World / Technology

How to photograph a black hole

20:52 pm on 8 January 2016

A network of nine radio telescopes, dotted around the globe, is set to take the first ever picture of a black hole's event horizon in 2017.

A NASA artist's illustration of the turbulent winds of gas that swirl around a black hole. Photo: AFP

The project, called the Event Horizon Telescope, has completed most of its technical preparations as well as extensive theoretical calculations.

It will focus on Sagittarius A*, the black hole at the Milky Way's centre.

Speaking at an astronomy conference in Florida, EHT team member Feryal Ozel said all the elements were in place.

She told BBC News: "We're almost there. The phasing in of the instruments has been done, the receivers are in place and the theoretical work has been done.

"There are quite a few challenges that need to be overcome to take a picture of a black hole - it's something that's extremely small in the sky. But what we're hoping for is a full array observation in early 2017."

Prof Ozel, from the University of Arizona, gave an update on the project at the 227th meeting of the American Astronomical Society.

Seeing the impossible

Supermassive though it may be, the heart of the Milky Way's black hole is not as big as you might think; the event horizon of Sagittarius A* is just 24 million km across - 17 times bigger than the Sun.

At 25,000 light years away, that makes it a pinprick. From the surface of the Earth, Prof Ozel explained, it takes up about as much of the sky as a CD sitting on the moon.

And surrounding this mysterious, spherical frontier are roiling clouds of gas and dust, which blaze with energy as they are sucked and squeezed furiously towards it.

These clouds are trouble for the EHT astronomers, who want to peer closer than ever before at this fringe of the observable universe.

One of their most important decisions was choosing which wavelength of light they would use. Radio waves were an obvious place to start, because they are scattered much less by this material than visible or infra-red light.

Then it took a lot of theoretical calculations to settle on the specific wavelength of 1.3mm, as Prof Ozel explained.

"We've run upwards of a million simulations, for many different configurations of what that gas might look like. And in all cases, we think that the 1.3mm wavelength is the right choice to see down to the event horizon."

It was an "incredibly lucky coincidence", she added, that any wavelength at all was feasible.

Because as well as penetrating the black hole's dust cloud, Prof Ozel and her colleagues need the hot gas right at the event horizon to shine brightly in this colour - which they believe it does.

Finally, the light has to travel easily through the Earth's own atmosphere into the dishes of the waiting telescopes; 1.3mm fortunately fits that bill in every case.

The nine stations enlisted to stare at SagA* include the big dishes in Antarctica, Chile, Hawaii, Spain, Mexico and Arizona.

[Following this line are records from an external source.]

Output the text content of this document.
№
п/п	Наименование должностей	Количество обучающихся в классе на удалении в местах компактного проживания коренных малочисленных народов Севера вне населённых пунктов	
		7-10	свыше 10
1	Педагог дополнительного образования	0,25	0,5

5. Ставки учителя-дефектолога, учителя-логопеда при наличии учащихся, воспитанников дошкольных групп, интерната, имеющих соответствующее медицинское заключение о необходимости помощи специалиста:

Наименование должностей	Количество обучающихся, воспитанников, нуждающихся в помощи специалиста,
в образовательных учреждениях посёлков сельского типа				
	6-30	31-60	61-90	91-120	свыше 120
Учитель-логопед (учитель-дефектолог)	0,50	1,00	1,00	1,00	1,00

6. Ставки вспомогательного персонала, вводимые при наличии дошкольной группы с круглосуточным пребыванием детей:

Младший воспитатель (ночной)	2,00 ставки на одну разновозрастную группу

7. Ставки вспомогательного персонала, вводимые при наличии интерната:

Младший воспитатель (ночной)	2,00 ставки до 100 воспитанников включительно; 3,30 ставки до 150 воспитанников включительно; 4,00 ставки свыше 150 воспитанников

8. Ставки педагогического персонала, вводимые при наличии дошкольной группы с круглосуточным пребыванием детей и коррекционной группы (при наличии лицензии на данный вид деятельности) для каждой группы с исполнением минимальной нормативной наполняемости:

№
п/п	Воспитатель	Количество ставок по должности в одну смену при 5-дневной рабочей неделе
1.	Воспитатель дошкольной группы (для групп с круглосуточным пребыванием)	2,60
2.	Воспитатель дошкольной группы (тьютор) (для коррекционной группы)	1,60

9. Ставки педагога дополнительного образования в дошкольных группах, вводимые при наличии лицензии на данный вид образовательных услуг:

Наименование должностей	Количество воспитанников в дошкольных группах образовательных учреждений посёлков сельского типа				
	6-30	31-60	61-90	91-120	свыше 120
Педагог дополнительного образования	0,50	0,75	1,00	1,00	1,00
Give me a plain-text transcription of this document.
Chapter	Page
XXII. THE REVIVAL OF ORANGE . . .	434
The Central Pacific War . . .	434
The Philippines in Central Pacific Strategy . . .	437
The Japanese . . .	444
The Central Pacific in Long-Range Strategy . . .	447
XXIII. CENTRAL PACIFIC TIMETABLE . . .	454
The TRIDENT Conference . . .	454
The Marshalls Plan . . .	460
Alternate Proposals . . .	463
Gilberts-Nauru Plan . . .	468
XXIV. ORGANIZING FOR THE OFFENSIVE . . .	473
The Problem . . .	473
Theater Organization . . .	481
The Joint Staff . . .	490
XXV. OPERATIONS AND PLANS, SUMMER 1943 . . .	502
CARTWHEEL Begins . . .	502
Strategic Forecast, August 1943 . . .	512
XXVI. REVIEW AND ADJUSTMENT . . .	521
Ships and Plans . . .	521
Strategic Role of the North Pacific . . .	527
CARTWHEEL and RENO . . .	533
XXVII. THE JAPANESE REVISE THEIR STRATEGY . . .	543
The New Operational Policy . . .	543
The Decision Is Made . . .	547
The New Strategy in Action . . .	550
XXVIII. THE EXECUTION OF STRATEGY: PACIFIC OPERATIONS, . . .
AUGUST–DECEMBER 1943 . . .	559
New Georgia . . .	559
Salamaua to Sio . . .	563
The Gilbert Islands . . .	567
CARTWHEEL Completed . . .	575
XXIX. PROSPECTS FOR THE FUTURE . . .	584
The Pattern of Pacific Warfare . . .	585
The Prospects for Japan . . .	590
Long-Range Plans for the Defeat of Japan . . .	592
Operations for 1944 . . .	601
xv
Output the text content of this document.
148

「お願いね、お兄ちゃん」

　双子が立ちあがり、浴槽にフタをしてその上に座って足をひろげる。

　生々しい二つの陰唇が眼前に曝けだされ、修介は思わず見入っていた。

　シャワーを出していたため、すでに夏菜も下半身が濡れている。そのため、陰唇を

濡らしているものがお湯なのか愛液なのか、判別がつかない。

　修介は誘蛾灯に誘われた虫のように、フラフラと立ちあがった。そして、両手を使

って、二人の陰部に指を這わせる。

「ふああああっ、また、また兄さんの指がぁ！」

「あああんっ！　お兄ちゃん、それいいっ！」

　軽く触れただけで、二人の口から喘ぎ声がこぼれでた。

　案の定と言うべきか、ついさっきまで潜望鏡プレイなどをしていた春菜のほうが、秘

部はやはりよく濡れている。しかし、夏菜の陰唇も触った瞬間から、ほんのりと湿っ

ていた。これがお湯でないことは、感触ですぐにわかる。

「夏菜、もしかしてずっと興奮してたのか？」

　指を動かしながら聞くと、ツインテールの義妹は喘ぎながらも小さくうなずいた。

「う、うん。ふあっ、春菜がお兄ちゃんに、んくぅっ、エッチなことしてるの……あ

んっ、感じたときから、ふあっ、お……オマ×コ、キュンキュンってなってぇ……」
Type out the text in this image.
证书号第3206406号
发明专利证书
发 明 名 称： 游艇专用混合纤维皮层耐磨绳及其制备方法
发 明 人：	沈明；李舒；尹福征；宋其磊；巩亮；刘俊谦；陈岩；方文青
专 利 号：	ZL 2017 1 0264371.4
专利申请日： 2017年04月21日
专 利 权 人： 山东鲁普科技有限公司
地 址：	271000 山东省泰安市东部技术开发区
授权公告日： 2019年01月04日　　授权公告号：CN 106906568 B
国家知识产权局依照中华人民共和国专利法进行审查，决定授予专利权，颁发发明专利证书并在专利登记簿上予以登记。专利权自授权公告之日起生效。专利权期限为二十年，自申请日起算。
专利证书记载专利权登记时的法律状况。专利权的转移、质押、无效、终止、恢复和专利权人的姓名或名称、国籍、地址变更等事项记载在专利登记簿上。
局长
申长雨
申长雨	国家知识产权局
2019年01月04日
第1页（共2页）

Altogether this makes what the team calls a "virtual telescope the size of the Earth".

Einstein on the line

So what will this mammoth eye actually see?

"Hopefully it will look like a crescent - it won't look like a ring," Prof Ozel said.

This is because the glowing gas is spinning around the black hole, and a dramatic Doppler effect should make the stuff moving towards the Earth appear much brighter.

"The rest of the ring will also emit, but what you will brightly pick up is a crescent."

In fact, the picture that emerges from the EHT next year will put general relativity on the line.

Einstein's theory states that a mass - especially one as big as a black hole - bends space-time. And that curvature can be calculated mathematically.

So the size of the shadow cast by SagA* will either match what is predicted by general relativity, or it won't.

"We know exactly what GR predicts for that size," Prof Ozel said - making this observation what scientists call a "null hypothesis test" of the theory.

Astronomers rely on general relativity all the time, making use of the way masses bend the path of light. But it has never been tested on this scale before.

"Imagine how much light-bending our sun can achieve. Thomas Eddington's 1919 experiment measured that level of deflection.

"Now we're taking that, and we're multiplying it literally by millions and millions and millions in terms of the space-time curvature."

Beyond the Milky Way's own SagA*, the EHT team already has plans to look further afield at galaxy Messier 87. Its black hole is much bigger and is known for blasting an immense jet of plasma into space.